Nate pulled himself onto the jut of rock and stood on numb legs, gazing in awe at the massive ships. They’d been drydocked, strung up with moss- dripping ropes and chains by some unimaginable winch system, bellies resting on the sand well out of the water. The bows faced him, long bowsprits reAecting off the gently rippling pool, sails put away in mossy bundles all along the yardarms of the three towering masts on each ship. The ships’ figureheads —an eagle on the left, a majestic lion on the right—were carved with incredible skill, each as big as a full-grown man. Bigger. Carracks hadn’t been as giant as galleons, most well under a hundred feet tip to tail, but they’d been deep, built to carry a shit-ton of cargo in addition to keeping thirty-plus men alive for years at a time.

Heavy vines hung over the sides of the cenote above, a few plants sprouting on the mizzenmast of the slightly larger ship, on the right. Considering the exposure, centuries of tides and storms, and the acidic trickle of dissolving limestone—behind and around Nate were massive stalactites, spears of rock hanging down from the high ceiling—the ships were both in astoundingly good condition. Some of the rigging had rotted away on the larger boat, but the masts themselves still stood tall, lashed with mossy rope. The sails were probably in tatters but were still tightly rolled.

According to history, only the Victoria had made it back to Spain from the circumnavigation.
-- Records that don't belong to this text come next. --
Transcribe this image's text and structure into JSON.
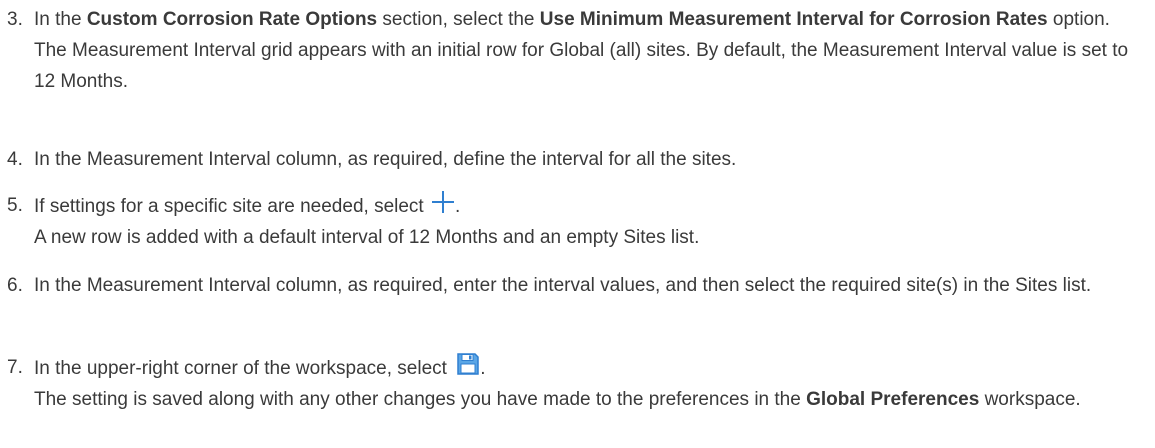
{
  "steps": [
    {
      "number": "3.",
      "text_1": "In the ",
      "bold_1": "Custom Corrosion Rate Options",
      "text_2": " section, select the ",
      "bold_2": "Use Minimum Measurement Interval for Corrosion Rates",
      "text_3": " option.",
      "result": "The Measurement Interval grid appears with an initial row for Global (all) sites. By default, the Measurement Interval value is set to 12 Months."
    },
    {
      "number": "4.",
      "text": "In the Measurement Interval column, as required, define the interval for all the sites."
    },
    {
      "number": "5.",
      "text": "If settings for a specific site are needed, select ",
      "icon": "plus-icon",
      "after_icon": ".",
      "result": "A new row is added with a default interval of 12 Months and an empty Sites list."
    },
    {
      "number": "6.",
      "text": "In the Measurement Interval column, as required, enter the interval values, and then select the required site(s) in the Sites list."
    },
    {
      "number": "7.",
      "text": "In the upper-right corner of the workspace, select ",
      "icon": "save-icon",
      "after_icon": ".",
      "result_1": "The setting is saved along with any other changes you have made to the preferences in the ",
      "result_bold": "Global Preferences",
      "result_2": " workspace."
    }
  ],
  "colors": {
    "text": "#3a3a3a",
    "icon_blue": "#2f7fd0",
    "save_icon_fill": "#5aa6e6"
  }
}
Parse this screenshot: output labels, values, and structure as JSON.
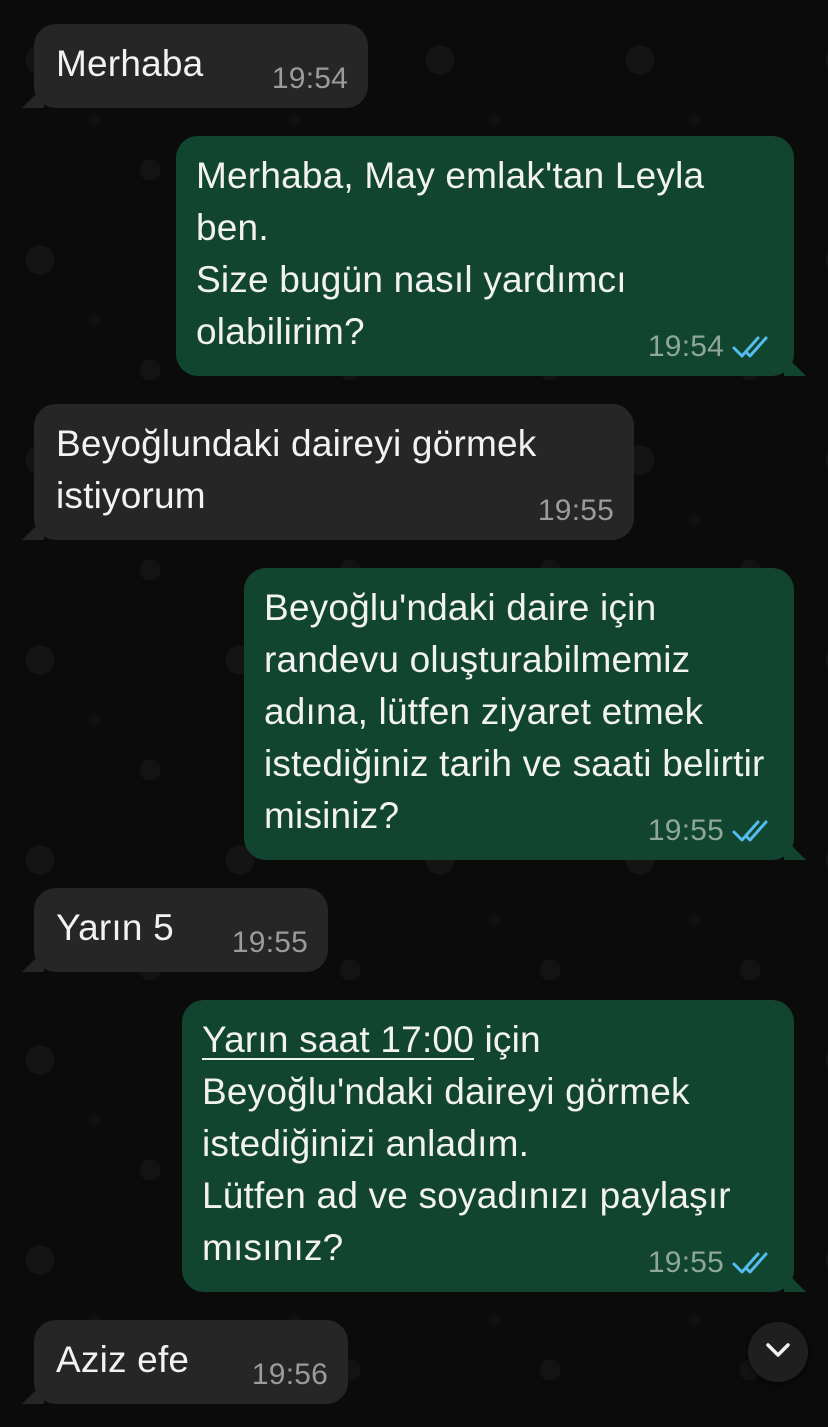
{
  "messages": [
    {
      "direction": "in",
      "text": "Merhaba",
      "time": "19:54"
    },
    {
      "direction": "out",
      "text": "Merhaba, May emlak'tan Leyla ben.\nSize bugün nasıl yardımcı olabilirim?",
      "time": "19:54"
    },
    {
      "direction": "in",
      "text": "Beyoğlundaki daireyi görmek istiyorum",
      "time": "19:55"
    },
    {
      "direction": "out",
      "text": "Beyoğlu'ndaki daire için randevu oluşturabilmemiz adına, lütfen ziyaret etmek istediğiniz tarih ve saati belirtir misiniz?",
      "time": "19:55"
    },
    {
      "direction": "in",
      "text": "Yarın 5",
      "time": "19:55"
    },
    {
      "direction": "out",
      "link_text": "Yarın saat 17:00",
      "text_after_link": " için Beyoğlu'ndaki daireyi görmek istediğinizi anladım.\nLütfen ad ve soyadınızı paylaşır mısınız?",
      "time": "19:55"
    },
    {
      "direction": "in",
      "text": "Aziz efe",
      "time": "19:56"
    }
  ],
  "colors": {
    "incoming_bubble": "#262626",
    "outgoing_bubble": "#12452f",
    "read_ticks": "#53bdeb",
    "background": "#0b0b0b"
  },
  "icons": {
    "read_receipt": "double-check-icon",
    "scroll_down": "chevron-down-icon"
  }
}
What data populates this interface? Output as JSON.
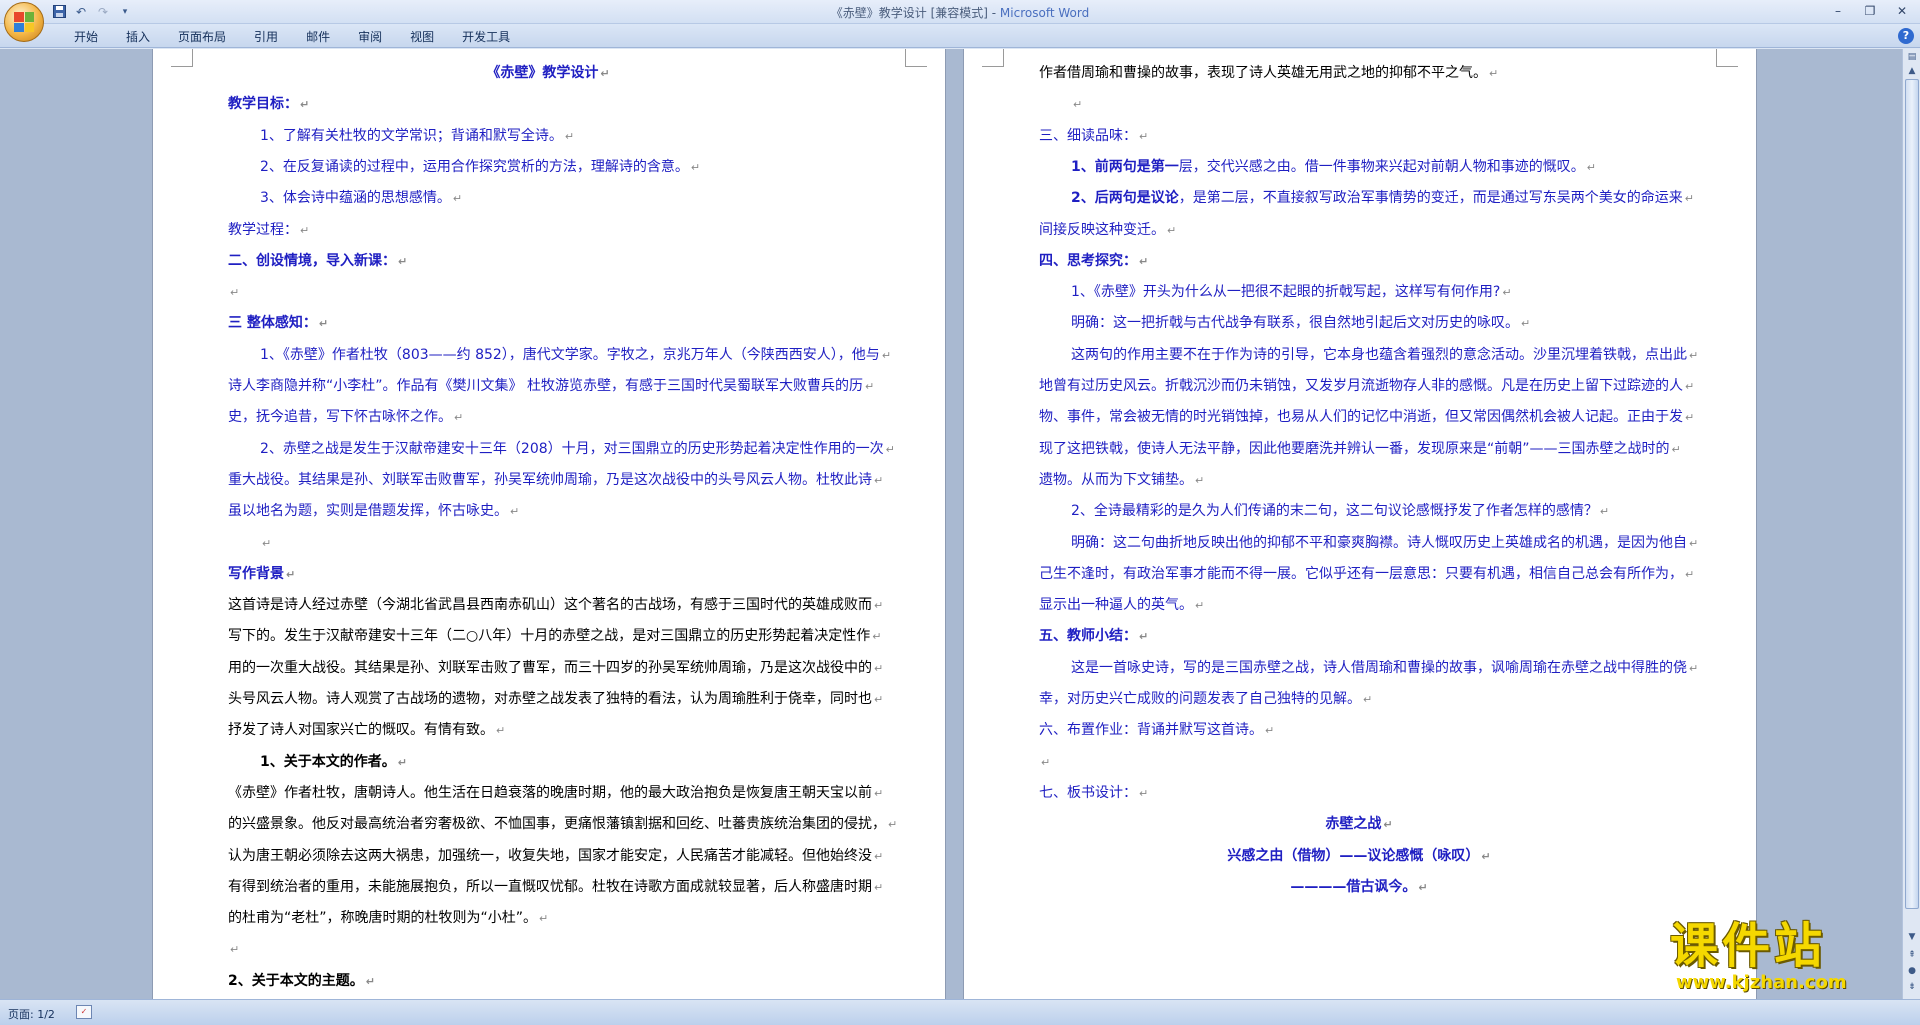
{
  "window": {
    "title_prefix": "《赤壁》教学设计 [兼容模式] - ",
    "app_name": "Microsoft Word"
  },
  "quick_access": [
    "save-icon",
    "undo-icon",
    "redo-icon",
    "customize-icon"
  ],
  "ribbon_tabs": [
    "开始",
    "插入",
    "页面布局",
    "引用",
    "邮件",
    "审阅",
    "视图",
    "开发工具"
  ],
  "status": {
    "page": "页面: 1/2"
  },
  "watermark": {
    "title": "课件站",
    "url": "www.kjzhan.com"
  },
  "left_page": [
    {
      "t": "《赤壁》教学设计",
      "style": "blue bold center"
    },
    {
      "t": "教学目标：",
      "style": "blue bold"
    },
    {
      "t": "1、了解有关杜牧的文学常识；背诵和默写全诗。",
      "style": "blue",
      "indent": 1
    },
    {
      "t": "2、在反复诵读的过程中，运用合作探究赏析的方法，理解诗的含意。",
      "style": "blue",
      "indent": 1
    },
    {
      "t": "3、体会诗中蕴涵的思想感情。",
      "style": "blue",
      "indent": 1
    },
    {
      "t": "教学过程：",
      "style": "blue"
    },
    {
      "t": "二、创设情境，导入新课：",
      "style": "blue bold"
    },
    {
      "t": "",
      "style": ""
    },
    {
      "t": "三 整体感知：",
      "style": "blue bold"
    },
    {
      "t": "1、《赤壁》作者杜牧（803——约 852），唐代文学家。字牧之，京兆万年人（今陕西西安人），他与",
      "style": "blue",
      "indent": 1
    },
    {
      "t": "诗人李商隐并称“小李杜”。作品有《樊川文集》 杜牧游览赤壁，有感于三国时代吴蜀联军大败曹兵的历",
      "style": "blue"
    },
    {
      "t": "史，抚今追昔，写下怀古咏怀之作。",
      "style": "blue"
    },
    {
      "t": "2、赤壁之战是发生于汉献帝建安十三年（208）十月，对三国鼎立的历史形势起着决定性作用的一次",
      "style": "blue",
      "indent": 1
    },
    {
      "t": "重大战役。其结果是孙、刘联军击败曹军，孙吴军统帅周瑜，乃是这次战役中的头号风云人物。杜牧此诗",
      "style": "blue"
    },
    {
      "t": "虽以地名为题，实则是借题发挥，怀古咏史。",
      "style": "blue"
    },
    {
      "t": "",
      "style": "",
      "indent": 1
    },
    {
      "t": "写作背景",
      "style": "blue bold"
    },
    {
      "t": "这首诗是诗人经过赤壁（今湖北省武昌县西南赤矶山）这个著名的古战场，有感于三国时代的英雄成败而",
      "style": ""
    },
    {
      "t": "写下的。发生于汉献帝建安十三年（二○八年）十月的赤壁之战，是对三国鼎立的历史形势起着决定性作",
      "style": ""
    },
    {
      "t": "用的一次重大战役。其结果是孙、刘联军击败了曹军，而三十四岁的孙吴军统帅周瑜，乃是这次战役中的",
      "style": ""
    },
    {
      "t": "头号风云人物。诗人观赏了古战场的遗物，对赤壁之战发表了独特的看法，认为周瑜胜利于侥幸，同时也",
      "style": ""
    },
    {
      "t": "抒发了诗人对国家兴亡的慨叹。有情有致。",
      "style": ""
    },
    {
      "t": "1、关于本文的作者。",
      "style": "bold",
      "indent": 1
    },
    {
      "t": "《赤壁》作者杜牧，唐朝诗人。他生活在日趋衰落的晚唐时期，他的最大政治抱负是恢复唐王朝天宝以前",
      "style": ""
    },
    {
      "t": "的兴盛景象。他反对最高统治者穷奢极欲、不恤国事，更痛恨藩镇割据和回纥、吐蕃贵族统治集团的侵扰，",
      "style": ""
    },
    {
      "t": "认为唐王朝必须除去这两大祸患，加强统一，收复失地，国家才能安定，人民痛苦才能减轻。但他始终没",
      "style": ""
    },
    {
      "t": "有得到统治者的重用，未能施展抱负，所以一直慨叹忧郁。杜牧在诗歌方面成就较显著，后人称盛唐时期",
      "style": ""
    },
    {
      "t": "的杜甫为“老杜”，称晚唐时期的杜牧则为“小杜”。",
      "style": ""
    },
    {
      "t": "",
      "style": ""
    },
    {
      "t": "2、关于本文的主题。",
      "style": "bold"
    }
  ],
  "right_page": [
    {
      "t": "作者借周瑜和曹操的故事，表现了诗人英雄无用武之地的抑郁不平之气。",
      "style": ""
    },
    {
      "t": "",
      "style": "",
      "indent": 1
    },
    {
      "t": "三、细读品味：",
      "style": "blue"
    },
    {
      "t": "1、前两句是第一层，交代兴感之由。借一件事物来兴起对前朝人物和事迹的慨叹。",
      "style": "blue",
      "indent": 1,
      "boldHead": 8
    },
    {
      "t": "2、后两句是议论，是第二层，不直接叙写政治军事情势的变迁，而是通过写东吴两个美女的命运来",
      "style": "blue",
      "indent": 1,
      "boldHead": 8
    },
    {
      "t": "间接反映这种变迁。",
      "style": "blue"
    },
    {
      "t": "四、思考探究：",
      "style": "blue bold"
    },
    {
      "t": "1、《赤壁》开头为什么从一把很不起眼的折戟写起，这样写有何作用?",
      "style": "blue",
      "indent": 1
    },
    {
      "t": "明确：这一把折戟与古代战争有联系，很自然地引起后文对历史的咏叹。",
      "style": "blue",
      "indent": 1
    },
    {
      "t": "这两句的作用主要不在于作为诗的引导，它本身也蕴含着强烈的意念活动。沙里沉埋着铁戟，点出此",
      "style": "blue",
      "indent": 1
    },
    {
      "t": "地曾有过历史风云。折戟沉沙而仍未销蚀，又发岁月流逝物存人非的感慨。凡是在历史上留下过踪迹的人",
      "style": "blue"
    },
    {
      "t": "物、事件，常会被无情的时光销蚀掉，也易从人们的记忆中消逝，但又常因偶然机会被人记起。正由于发",
      "style": "blue"
    },
    {
      "t": "现了这把铁戟，使诗人无法平静，因此他要磨洗并辨认一番，发现原来是“前朝”——三国赤壁之战时的",
      "style": "blue"
    },
    {
      "t": "遗物。从而为下文铺垫。",
      "style": "blue"
    },
    {
      "t": "2、全诗最精彩的是久为人们传诵的末二句，这二句议论感慨抒发了作者怎样的感情？",
      "style": "blue",
      "indent": 1
    },
    {
      "t": "明确：这二句曲折地反映出他的抑郁不平和豪爽胸襟。诗人慨叹历史上英雄成名的机遇，是因为他自",
      "style": "blue",
      "indent": 1
    },
    {
      "t": "己生不逢时，有政治军事才能而不得一展。它似乎还有一层意思：只要有机遇，相信自己总会有所作为，",
      "style": "blue"
    },
    {
      "t": "显示出一种逼人的英气。",
      "style": "blue"
    },
    {
      "t": "五、教师小结：",
      "style": "blue bold"
    },
    {
      "t": "这是一首咏史诗，写的是三国赤壁之战，诗人借周瑜和曹操的故事，讽喻周瑜在赤壁之战中得胜的侥",
      "style": "blue",
      "indent": 1
    },
    {
      "t": "幸，对历史兴亡成败的问题发表了自己独特的见解。",
      "style": "blue"
    },
    {
      "t": "六、布置作业：背诵并默写这首诗。",
      "style": "blue"
    },
    {
      "t": "",
      "style": ""
    },
    {
      "t": "七、板书设计：",
      "style": "blue"
    },
    {
      "t": "赤壁之战",
      "style": "blue bold center"
    },
    {
      "t": "兴感之由（借物）——议论感慨（咏叹）",
      "style": "blue bold center"
    },
    {
      "t": "————借古讽今。",
      "style": "blue bold center"
    }
  ]
}
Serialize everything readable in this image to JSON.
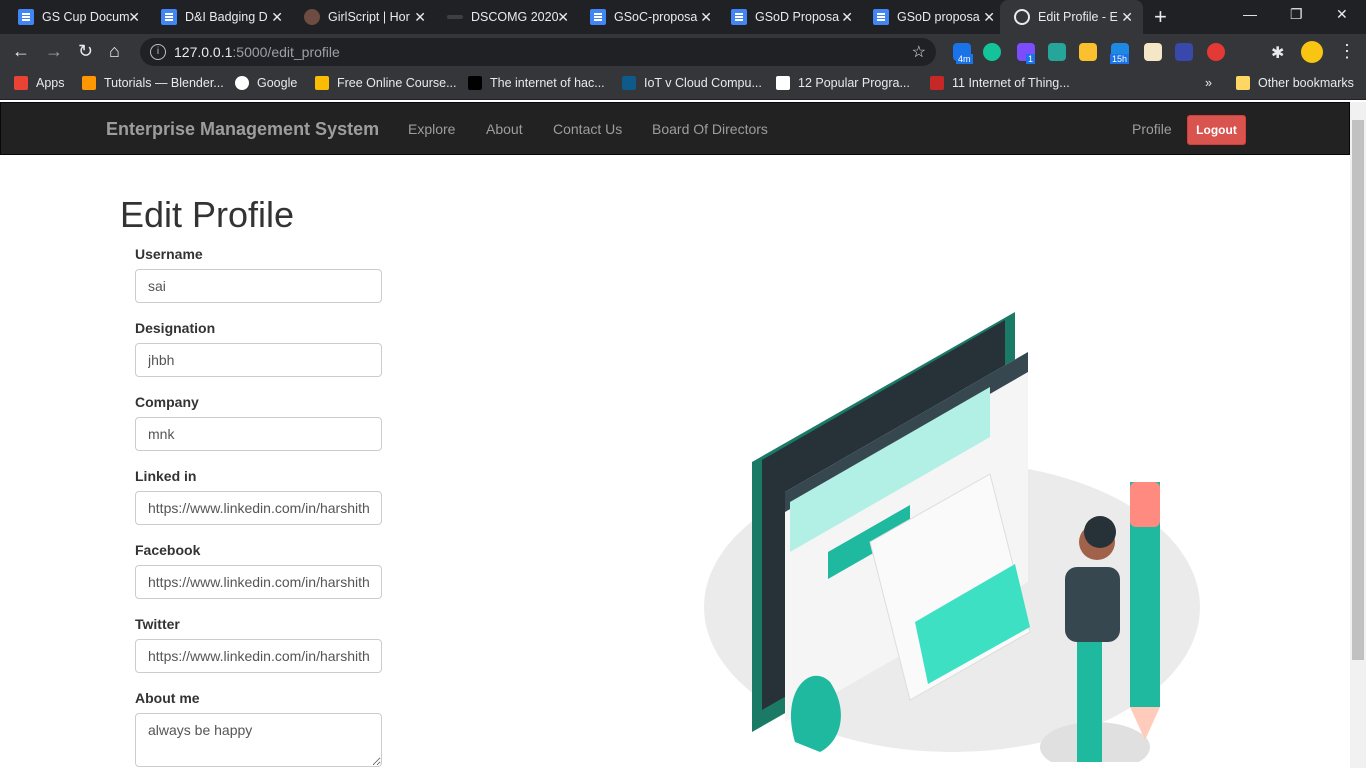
{
  "browser": {
    "tabs": [
      {
        "title": "GS Cup Docum",
        "favicon": "doc"
      },
      {
        "title": "D&I Badging D",
        "favicon": "doc"
      },
      {
        "title": "GirlScript | Hor",
        "favicon": "girlscript"
      },
      {
        "title": "DSCOMG 2020",
        "favicon": "dsc"
      },
      {
        "title": "GSoC-proposa",
        "favicon": "doc"
      },
      {
        "title": "GSoD Proposa",
        "favicon": "doc"
      },
      {
        "title": "GSoD proposa",
        "favicon": "doc"
      },
      {
        "title": "Edit Profile - E",
        "favicon": "globe",
        "active": true
      }
    ],
    "url_host": "127.0.0.1",
    "url_path": ":5000/edit_profile",
    "bookmarks": [
      {
        "label": "Apps"
      },
      {
        "label": "Tutorials — Blender..."
      },
      {
        "label": "Google"
      },
      {
        "label": "Free Online Course..."
      },
      {
        "label": "The internet of hac..."
      },
      {
        "label": "IoT v Cloud Compu..."
      },
      {
        "label": "12 Popular Progra..."
      },
      {
        "label": "11 Internet of Thing..."
      },
      {
        "label": "»"
      },
      {
        "label": "Other bookmarks"
      }
    ],
    "extension_badges": [
      "4m",
      "1",
      "15h"
    ]
  },
  "navbar": {
    "brand": "Enterprise Management System",
    "links": [
      "Explore",
      "About",
      "Contact Us",
      "Board Of Directors"
    ],
    "profile": "Profile",
    "logout": "Logout"
  },
  "form": {
    "heading": "Edit Profile",
    "fields": [
      {
        "label": "Username",
        "value": "sai"
      },
      {
        "label": "Designation",
        "value": "jhbh"
      },
      {
        "label": "Company",
        "value": "mnk"
      },
      {
        "label": "Linked in",
        "value": "https://www.linkedin.com/in/harshith"
      },
      {
        "label": "Facebook",
        "value": "https://www.linkedin.com/in/harshith"
      },
      {
        "label": "Twitter",
        "value": "https://www.linkedin.com/in/harshith"
      },
      {
        "label": "About me",
        "value": "always be happy"
      }
    ]
  },
  "colors": {
    "accent": "#1fb9a0",
    "logout": "#d9534f",
    "navbar": "#222222"
  }
}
One ship had turned back early on, the rest had been lost, burned or wrecked… Except the book about the real voyage had claimed that those stories were lies, that at least two others had survived.

Concepción and Trinidad. The Trinidad was the bigger of the two, Nate remembered. Was that really what he’d found?

One way to find out.

Nate dove into the pool and swam to the underground beach, boots finding the shallow shore after just a few strokes. He waded out of the rippling water, dripping onto the pale strip of rocky sand between the ships. Stunned at the size of them, he walked between the two, scanning the moss-covered sides, each a wall of curved boards going up and up. They were huge, the lowest part of either deck ten feet over his head. Fore and aft were double that. Wood braces hung along the sides, ladders off the sterns.

Nate saw letters carved into the side of the ship on his left, high up, and grinned, scanning the other ship’s hull. He could just make out the letters through a film of damp lichen. The Trinidad was bigger, slightly more weathered, but both ships seemed to be otherwise perfectly preserved.

Nate touched one of the heavy beams that ran the Concepción’s length—a framing board, the aged wood slippery but solid beneath his fingers. He gripped Sam’s ring with his other hand, closed his eyes. He could hear the call of birds high overhead, smell the ancient pitch in the weathered, mossy wood. The mist of centuries cleared at a touch.

“We did it,” Nate said, and had to swallow against the lump of feeling in his throat. It was such a fucking victory, that a couple of orphans had made it this far. Sam had been guiding his hand all along.

Nate looked up at the deck, then at a pile of sandy rocks close to the hull about midship. The framing boards stuck out a bit, closer together near the top…

Let’s do this, he told Sam, and backed up for a run. Time to go aboard and see what there was to see.